24.09.2003 | aktual.: 24.09.2003 08:17
Najbardziej poruszają nas takie właśnie dylematy. Katem czy ofiarą jesteśmy rzadko, a współwinnym widzem, prowadzącym obserwację z bezpiecznej odległości, często.
"Mamusie i tatusiowie oglądali film o dręczeniu profesora. Nie wiemy, czy upomnieli swoje pociechy. Wiemy, że jak dotąd nie uznali za stosowne zadośćuczynić pokrzywdzonemu nauczycielowi. Niektórzy udali się do dyrekcji.
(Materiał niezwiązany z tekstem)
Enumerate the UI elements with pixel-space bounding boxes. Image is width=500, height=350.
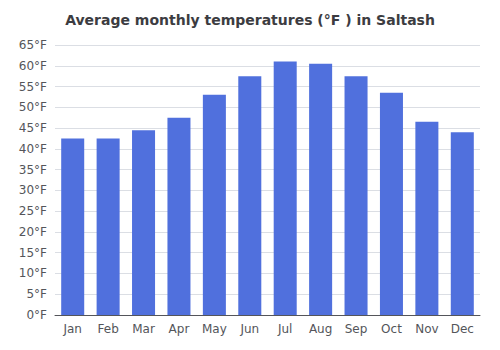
svg-text:Feb: Feb — [98, 322, 119, 336]
svg-text:25°F: 25°F — [19, 204, 47, 218]
svg-text:Mar: Mar — [132, 322, 155, 336]
svg-text:50°F: 50°F — [19, 100, 47, 114]
svg-text:Jan: Jan — [62, 322, 82, 336]
svg-text:Dec: Dec — [451, 322, 474, 336]
svg-text:Oct: Oct — [381, 322, 402, 336]
svg-text:60°F: 60°F — [19, 59, 47, 73]
svg-text:Average monthly temperatures (: Average monthly temperatures (°F ) in Sa… — [65, 12, 435, 28]
svg-text:20°F: 20°F — [19, 225, 47, 239]
svg-text:15°F: 15°F — [19, 246, 47, 260]
svg-text:Sep: Sep — [345, 322, 368, 336]
svg-text:Jun: Jun — [239, 322, 259, 336]
svg-text:10°F: 10°F — [19, 266, 47, 280]
svg-text:0°F: 0°F — [26, 308, 47, 322]
svg-text:Aug: Aug — [309, 322, 332, 336]
svg-text:45°F: 45°F — [19, 121, 47, 135]
svg-text:35°F: 35°F — [19, 163, 47, 177]
svg-text:40°F: 40°F — [19, 142, 47, 156]
svg-text:May: May — [202, 322, 227, 336]
svg-text:Jul: Jul — [277, 322, 292, 336]
svg-text:Nov: Nov — [415, 322, 438, 336]
svg-text:65°F: 65°F — [19, 38, 47, 52]
svg-text:55°F: 55°F — [19, 80, 47, 94]
svg-text:5°F: 5°F — [26, 287, 47, 301]
svg-text:Apr: Apr — [169, 322, 190, 336]
svg-text:30°F: 30°F — [19, 183, 47, 197]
Grono pedagogiczne jednak, choć gorliwie zaprzecza, umyło ręce. Znam szkołę i wiem, że gdy ktoś nie radzi sobie tak, jak nie radził sobie anglista, wie o tym i pokój nauczycielski, i wszystkie szkolne korytarze" - twierdzi w "TP" Aleksander Pawlicki.
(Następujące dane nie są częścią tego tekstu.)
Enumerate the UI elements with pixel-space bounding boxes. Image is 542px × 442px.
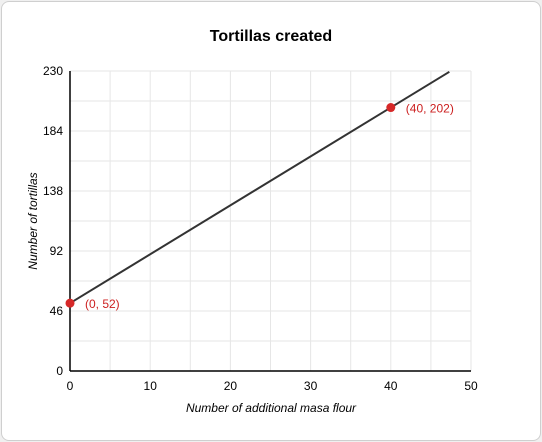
y-tick-label: 230 [43,64,63,78]
x-axis-label: Number of additional masa flour [186,401,357,415]
series-line [69,70,450,305]
x-tick-label: 20 [224,379,238,393]
chart-title: Tortillas created [210,28,332,45]
y-tick-label: 92 [50,244,64,258]
x-axis-ticks: 0 10 20 30 40 50 [67,379,478,393]
data-point-label: (40, 202) [406,102,454,116]
x-tick-label: 50 [464,379,478,393]
data-point [65,298,75,308]
x-tick-label: 30 [304,379,318,393]
x-tick-label: 40 [384,379,398,393]
y-tick-label: 138 [43,184,63,198]
x-tick-label: 10 [144,379,158,393]
x-tick-label: 0 [67,379,74,393]
y-axis-ticks: 0 46 92 138 184 230 [43,64,63,378]
data-point-label: (0, 52) [85,297,120,311]
y-axis-label: Number of tortillas [26,172,40,269]
y-tick-label: 46 [50,304,64,318]
axes [69,71,471,372]
y-tick-label: 184 [43,124,63,138]
grid-lines [70,70,472,371]
series: (0, 52) (40, 202) [65,70,454,311]
data-point [386,103,396,113]
y-tick-label: 0 [56,364,63,378]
"Rodzice i nauczyciele, przerzucając się odpowiedzialnością, zgadzają się w jednym: nieudacznik sam sobie winien. Gorzej: obrzydliwą nieudolnością sprowokował dzieciaki" - pisze Pawlicki
Mit szkoły, która ma uczyć i wychowywać upada. W obecnych czasach szkoła powinna raczej ułatwić karierę: otworzyć drogę na przyszłościowe studia, a w konsekwencji pomóc w znalezieniu dobrej pracy. Ucieczka od wychowania stała się, dzięki sprawie toruńskiej, przedmiotem powszechnego zainteresowania. Zanim szkoła zniknie z pierwszych stron gazet i nauczyciele wrócą do swoich spraw, powinni się sobie dobrze przyjrzeć. Kim są jako wychowawcy? - pyta Pawlicki.
"Nie bardziej niż wszyscy inni nie rozumiemy świata, zmieniającego się szybciej niż możemy go opisać. Z tą niewiedzą idziemy do uczniów, ale nie przyznajemy się do ignorancji. Jesteśmy aż nazbyt podobni do naszych wychowanków - frustrujemy się otaczającą nas rzeczywistością, zamykamy w sobie, reagujemy agresją. Jesteśmy sami - rodzice nie mają czasu na współpracę ze szkołą, szkoła nie ma pieniędzy na psychologów. Brak nam charakteru, cenimy święty spokój. Tworzymy wasze jutro" - puentuje Pawlicki, też nauczyciel, w "TP".